No separes lo que Dios unió
Así que no son ya más dos, sino una sola carne; por tanto, lo que Dios juntó, no lo separe el hombre. Mateo 19:6.
Cuando hemos formado una familia, y sobre todo cuando aparecen los hijos, se ha gestado una entidad tan hermosa, tan importante, tan sagrada, que, en un sentido, es más importante que uno mismo. Es decir, no hay nada más hermoso y vital sobre la Tierra que ese pequeño núcleo que hemos formado, donde se encuentran los lazos más tiernos y estrechos sobre la Tierra, la familia. Uno podría tener todo el oro del mundo, todo el poder, los lujos, los placeres, pero si está solo y no tiene nadie que lo quiera, si cada mañana al despertarse o cada noche al acostarse no encuentra esas miradas, sonrisas, abrazos y besos que le llenan el corazón y el alma de contenido y sentido, puede ser el ser más desdichado del mundo. Por el contrario, un hombre o una mujer pueden ser pobres en los bienes de este mundo, sin fama, poder o títulos, pero si tiene una familia afectuosa, donde son “todos para uno, y uno para todos”, donde se potencian las alegrías, y se aligeran las tristezas por el cálido abrazo del amor, son las personas más ricas del mundo.
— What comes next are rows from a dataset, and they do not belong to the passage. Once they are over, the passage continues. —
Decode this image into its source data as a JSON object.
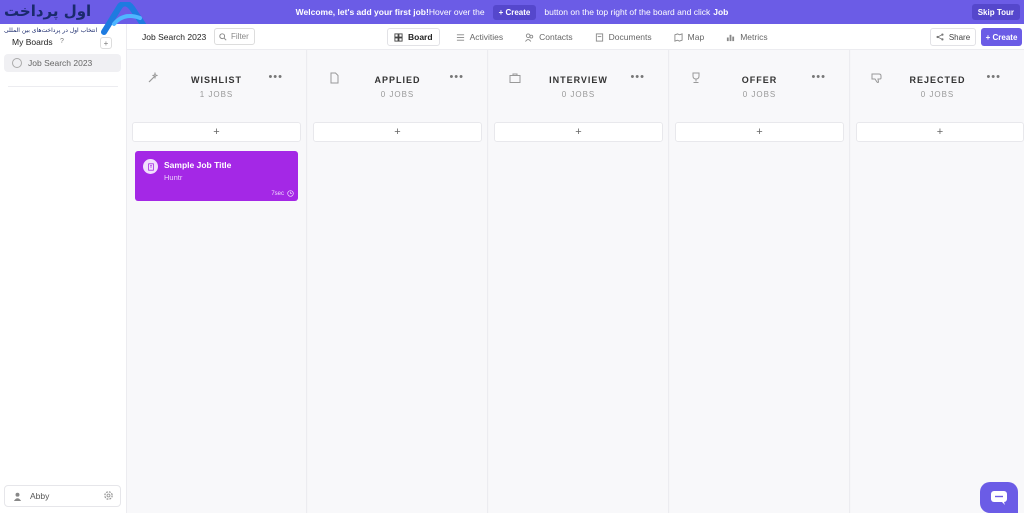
{
  "banner": {
    "welcome": "Welcome, let's add your first job!",
    "hover": "Hover over the",
    "create_pill": "+ Create",
    "rest": "button on the top right of the board and click",
    "job": "Job",
    "skip": "Skip Tour"
  },
  "logo": {
    "text": "اول پرداخت",
    "tagline": "انتخاب اول در پرداخت‌های بین المللی"
  },
  "sidebar": {
    "heading": "My Boards",
    "help": "?",
    "add": "+",
    "boards": [
      {
        "label": "Job Search 2023"
      }
    ],
    "user": {
      "name": "Abby"
    }
  },
  "toolbar": {
    "board_title": "Job Search 2023",
    "filter_placeholder": "Filter",
    "tabs": [
      {
        "label": "Board",
        "icon": "grid-icon",
        "active": true
      },
      {
        "label": "Activities",
        "icon": "list-icon"
      },
      {
        "label": "Contacts",
        "icon": "contacts-icon"
      },
      {
        "label": "Documents",
        "icon": "documents-icon"
      },
      {
        "label": "Map",
        "icon": "map-icon"
      },
      {
        "label": "Metrics",
        "icon": "bar-chart-icon"
      }
    ],
    "share": "Share",
    "create": "+ Create"
  },
  "columns": [
    {
      "name": "WISHLIST",
      "count": "1 JOBS",
      "icon": "wand-icon",
      "more": "•••",
      "add": "+"
    },
    {
      "name": "APPLIED",
      "count": "0 JOBS",
      "icon": "file-icon",
      "more": "•••",
      "add": "+"
    },
    {
      "name": "INTERVIEW",
      "count": "0 JOBS",
      "icon": "briefcase-icon",
      "more": "•••",
      "add": "+"
    },
    {
      "name": "OFFER",
      "count": "0 JOBS",
      "icon": "trophy-icon",
      "more": "•••",
      "add": "+"
    },
    {
      "name": "REJECTED",
      "count": "0 JOBS",
      "icon": "thumbs-down-icon",
      "more": "•••",
      "add": "+"
    }
  ],
  "card": {
    "title": "Sample Job Title",
    "company": "Huntr",
    "time": "7sec"
  },
  "colors": {
    "accent": "#6b5ce6",
    "card": "#a428e6"
  }
}
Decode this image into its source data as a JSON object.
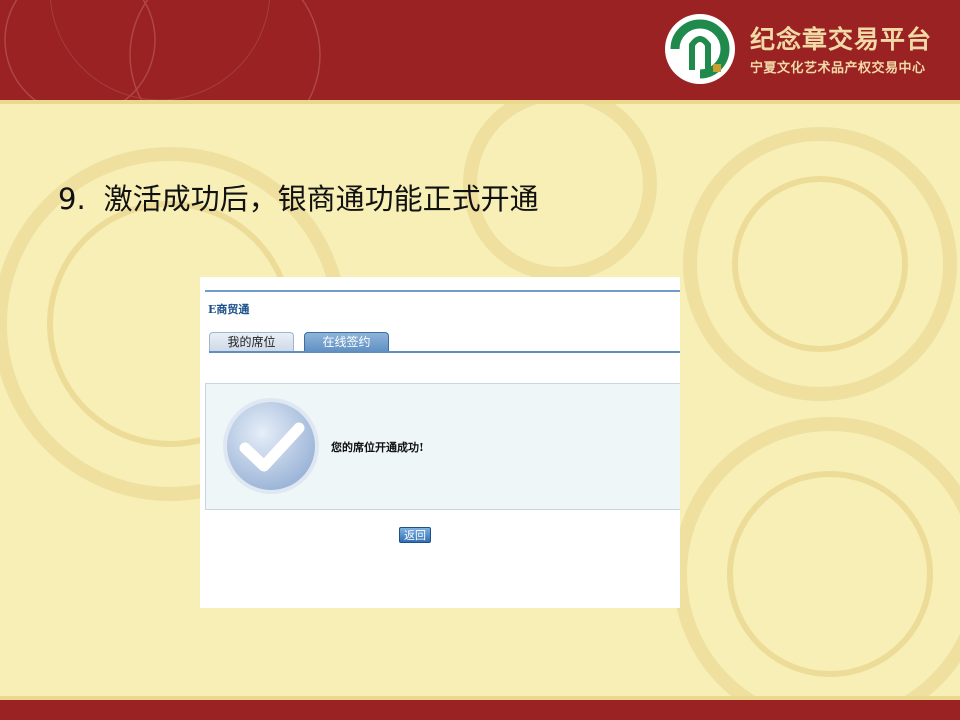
{
  "header": {
    "brand_title": "纪念章交易平台",
    "brand_subtitle": "宁夏文化艺术品产权交易中心",
    "logo_icon": "arch-logo-icon",
    "colors": {
      "band": "#9a2222",
      "brand_text": "#f2d9a8",
      "logo_green": "#1f8a4c"
    }
  },
  "step": {
    "number": "9.",
    "text": "激活成功后，银商通功能正式开通"
  },
  "screenshot": {
    "app_title": "E商贸通",
    "tabs": [
      {
        "label": "我的席位",
        "active": false
      },
      {
        "label": "在线签约",
        "active": true
      }
    ],
    "success_icon": "checkmark-icon",
    "message": "您的席位开通成功!",
    "back_button": "返回"
  }
}
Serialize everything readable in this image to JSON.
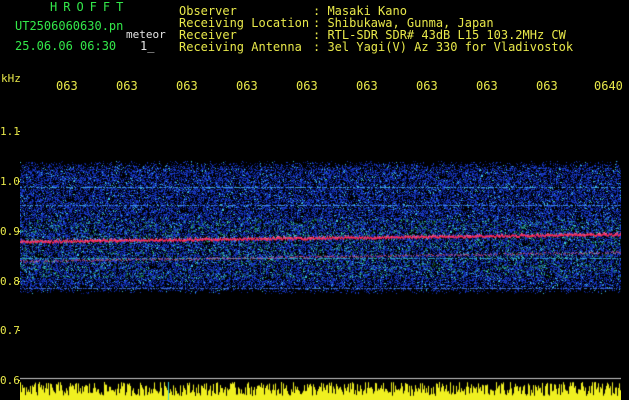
{
  "header": {
    "brand": "HROFFT",
    "filename": "UT2506060630.pn",
    "detector": "meteor",
    "timestamp": "25.06.06 06:30",
    "index": "1_",
    "fields": [
      {
        "label": "Observer",
        "value": ": Masaki Kano"
      },
      {
        "label": "Receiving Location",
        "value": ": Shibukawa, Gunma, Japan"
      },
      {
        "label": "Receiver",
        "value": ": RTL-SDR SDR# 43dB L15 103.2MHz CW"
      },
      {
        "label": "Receiving Antenna",
        "value": ": 3el Yagi(V) Az 330 for Vladivostok"
      }
    ]
  },
  "axis": {
    "y_unit": "kHz",
    "y_labels": [
      "1.1",
      "1.0",
      "0.9",
      "0.8",
      "0.7",
      "0.6"
    ],
    "x_labels": [
      "063",
      "063",
      "063",
      "063",
      "063",
      "063",
      "063",
      "063",
      "063",
      "0640"
    ]
  },
  "colors": {
    "label_green": "#33e84a",
    "label_white": "#e6e6e6",
    "axis_yellow": "#e8e84a",
    "background": "#000000",
    "echo_red": "#ff2a5a",
    "noise_blue": "#1a3ccc",
    "noise_cyan": "#3fc8e0",
    "level_yellow": "#f0f020"
  }
}
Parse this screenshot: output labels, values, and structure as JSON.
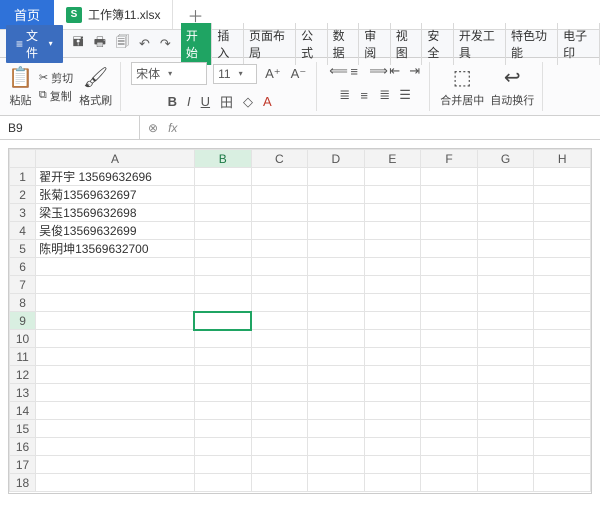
{
  "tabbar": {
    "home": "首页",
    "file_icon": "S",
    "filename": "工作簿11.xlsx",
    "add": "＋"
  },
  "menubar": {
    "file": "文件",
    "qat": {
      "save": "🖬",
      "print": "🖶",
      "preview": "🗐",
      "undo": "↶",
      "redo": "↷"
    },
    "tabs": [
      "开始",
      "插入",
      "页面布局",
      "公式",
      "数据",
      "审阅",
      "视图",
      "安全",
      "开发工具",
      "特色功能",
      "电子印"
    ]
  },
  "ribbon": {
    "paste": "粘贴",
    "cut": "剪切",
    "copy": "复制",
    "formatpainter": "格式刷",
    "font": "宋体",
    "size": "11",
    "merge": "合并居中",
    "wrap": "自动换行"
  },
  "namebox": {
    "ref": "B9",
    "fx": "fx"
  },
  "columns": [
    "A",
    "B",
    "C",
    "D",
    "E",
    "F",
    "G",
    "H"
  ],
  "chart_data": {
    "type": "table",
    "title": "",
    "columns": [
      "A"
    ],
    "rows": [
      [
        "翟开宇 13569632696"
      ],
      [
        "张菊13569632697"
      ],
      [
        "梁玉13569632698"
      ],
      [
        "吴俊13569632699"
      ],
      [
        "陈明坤13569632700"
      ]
    ]
  },
  "selected": {
    "row": 9,
    "col": "B"
  }
}
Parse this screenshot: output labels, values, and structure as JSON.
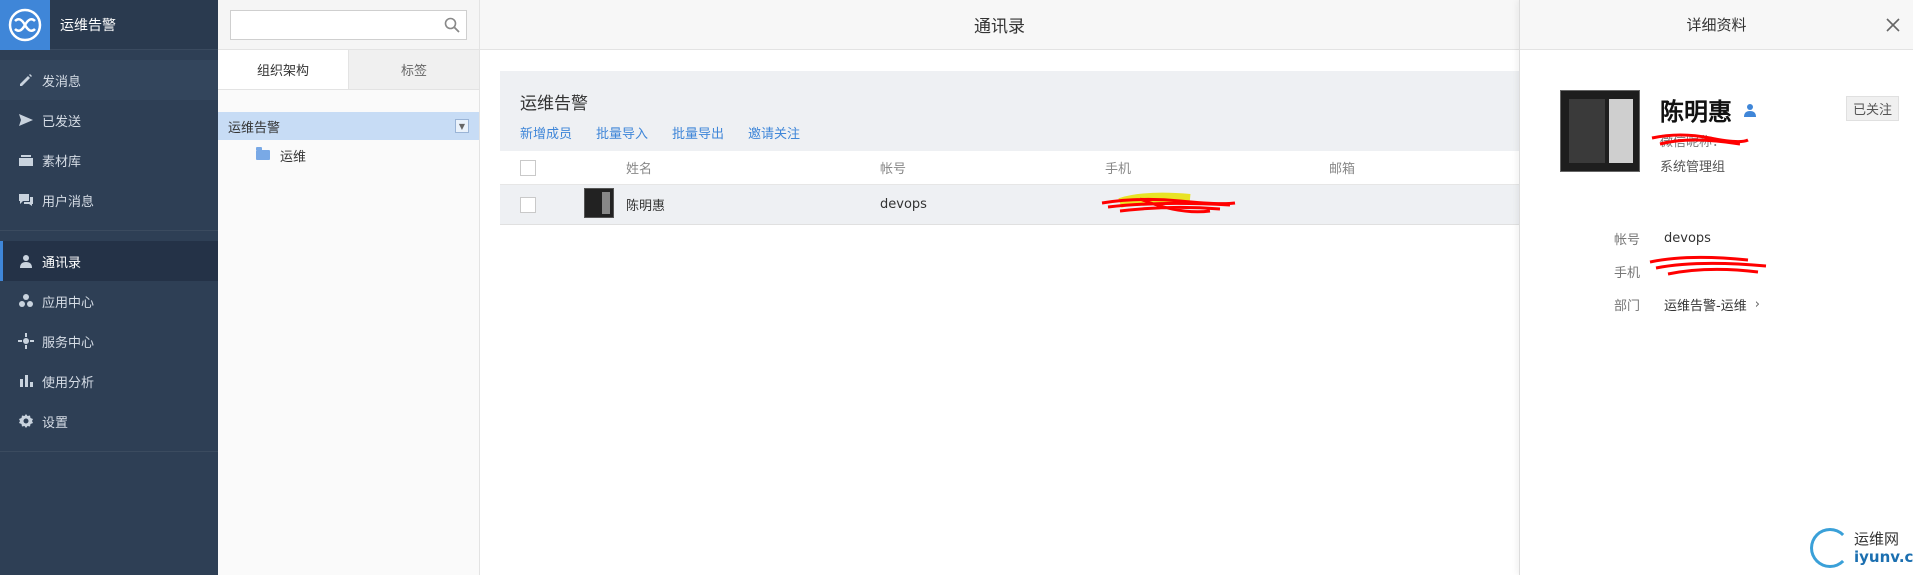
{
  "app": {
    "title": "运维告警"
  },
  "sidebar": {
    "items": [
      {
        "label": "发消息",
        "icon": "pencil-icon"
      },
      {
        "label": "已发送",
        "icon": "send-icon"
      },
      {
        "label": "素材库",
        "icon": "library-icon"
      },
      {
        "label": "用户消息",
        "icon": "chat-icon"
      },
      {
        "label": "通讯录",
        "icon": "contact-icon",
        "active": true
      },
      {
        "label": "应用中心",
        "icon": "apps-icon"
      },
      {
        "label": "服务中心",
        "icon": "service-icon"
      },
      {
        "label": "使用分析",
        "icon": "chart-icon"
      },
      {
        "label": "设置",
        "icon": "gear-icon"
      }
    ]
  },
  "org": {
    "search_placeholder": "",
    "tabs": [
      "组织架构",
      "标签"
    ],
    "root": "运维告警",
    "children": [
      "运维"
    ]
  },
  "header": {
    "title": "通讯录"
  },
  "main": {
    "group_title": "运维告警",
    "actions": [
      "新增成员",
      "批量导入",
      "批量导出",
      "邀请关注"
    ],
    "columns": [
      "姓名",
      "帐号",
      "手机",
      "邮箱"
    ],
    "rows": [
      {
        "name": "陈明惠",
        "account": "devops",
        "phone": "",
        "email": ""
      }
    ]
  },
  "detail": {
    "title": "详细资料",
    "name": "陈明惠",
    "nickname_label": "微信昵称：",
    "role": "系统管理组",
    "follow_status": "已关注",
    "fields": {
      "account_label": "帐号",
      "account_value": "devops",
      "phone_label": "手机",
      "phone_value": "",
      "dept_label": "部门",
      "dept_value": "运维告警-运维"
    }
  },
  "watermark": {
    "cn": "运维网",
    "en": "iyunv.com"
  },
  "colors": {
    "sidebar_bg": "#2e3f55",
    "accent": "#3f86d8",
    "redaction": "#ff0000"
  }
}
Entonces, no es un asunto trivial tirar todo esto por la borda, en pos de satisfacer el yo. Razones como sentir que “se acabó el amor” (léase, embelesamiento), que estamos cansados de la rutina, que tenemos demasiado estrés por causa del trabajo y de la crianza de los hijos, que no nos sentimos realizados profesional o vocacionalmente, que hemos descubierto que nuestros temperamentos y gustos son incompatibles, y mucho menos soñar con que hemos encontrado nuestra verdadera felicidad romántica con otra persona del sexo opuesto que no es nuestro cónyuge, son demasiado banales, en comparación, como para destruir algo tan precioso como puede ser una familia.
Es una cuestión de valores, y aquí es donde la subjetividad humana -que siempre, por causa de su naturaleza egoísta, tiende a hacer del yo el centro del universo- debe ceder a los valores divinos, para, por encima de los momentos de crisis (que si así lo decidimos pueden ser temporarios), aferrarse de la voluntad de Dios, luchar por practicarla, y de esa manera garantizar la supervivencia y el éxito de nuestro hogar.